Muckraker was a tad sceptical about DStv’s interviews with viewers a few weeks ago in which they were encouraged to say how much better DStv is than cable TV in the UK and Australia.
When viewers complained about constant repetition of programmes they were told to plan their viewing so this didn’t happen.
It wasn’t the most suave PR exercise we’ve ever seen! If they asked Muckraker what the most annoying thing about their output was, we would have unhesitatingly said their promotional ads for their own programmes.
How many of our readers we wonder enjoy the BBC’s “Africa Have Your Say”?
All networks it seems have now embraced the practice of the feedback, letting listeners/viewers have their say. No sooner has a programme started than the phone lines are buzzing with listeners wanting to have “their say”. But have they anything interesting to say?
Sadly, not always. Some months ago under the heading, “Best and Worst of 2009”, they had people call in to say what their best and worst experiences were. One listener in Gabon wanted the world to know that his girlfriend left him in 2009. We are not surprised. He was not the brightest light in the room. Asked how old he was, all he could say was “Yes, I’m young”.

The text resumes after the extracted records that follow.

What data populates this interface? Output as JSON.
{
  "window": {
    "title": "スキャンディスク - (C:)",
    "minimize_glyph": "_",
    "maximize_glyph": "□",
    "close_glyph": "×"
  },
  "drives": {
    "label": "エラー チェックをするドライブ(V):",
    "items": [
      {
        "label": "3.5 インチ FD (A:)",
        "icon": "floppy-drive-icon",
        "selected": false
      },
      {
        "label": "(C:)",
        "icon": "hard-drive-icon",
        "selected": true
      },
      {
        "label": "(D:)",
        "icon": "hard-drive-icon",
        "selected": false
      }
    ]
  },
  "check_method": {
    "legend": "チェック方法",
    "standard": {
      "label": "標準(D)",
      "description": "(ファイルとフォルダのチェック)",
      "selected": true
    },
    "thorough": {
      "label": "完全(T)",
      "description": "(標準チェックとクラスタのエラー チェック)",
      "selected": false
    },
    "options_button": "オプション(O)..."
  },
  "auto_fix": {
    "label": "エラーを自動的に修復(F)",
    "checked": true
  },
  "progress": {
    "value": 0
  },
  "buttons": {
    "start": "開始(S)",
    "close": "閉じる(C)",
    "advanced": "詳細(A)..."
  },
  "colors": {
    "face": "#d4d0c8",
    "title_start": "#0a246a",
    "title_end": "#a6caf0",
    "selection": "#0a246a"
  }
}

This mantra was repeated every time the interviewer tried to eke out this pertinent information. It never varied: “Yes, I’m young.”
But listener participation is not confined to “Africa Have Your Say”. Just about every news item now has a phone call or e-mail from somebody in Sierra Leone or Sudan providing their less-than-scintillating views on something that has featured in the programme. And audio quality doesn’t seem to matter.
Do we really need to know what Joe Blogger next door thinks about the situation in Somalia or Swaziland? We listen to the BBC and other networks to hear their reporting and views, not somebody whose views are unintelligible and sound as if they are calling from Mars!
Please guys, get a life. If you don’t have anything to say, don’t call in!
Finally we were amused to notice on Page 2 of Wednesday’s Herald an article proclaiming “Chiadzwa: Cabinet endorses Mbada, Canadile activities”. It was based on a statement by Obert Mpofu. Elsewhere on the same page was a story illustrating some of those “activities”.
The trial of one of Canadile’s directors, Komilan Packirisami, accused of illegal possession of 57 diamonds, started on Monday in Mutare, we were told. He was “nabbed”, as the state media likes to say, with a colleague at Hot Springs.
Mpofu said at his press conference it was government’s desire to ensure Zimbabwe enjoyed benefits from
the sale of diamonds from Chiadzwa.
How long did it take him to wake up to that “desire” we wonder?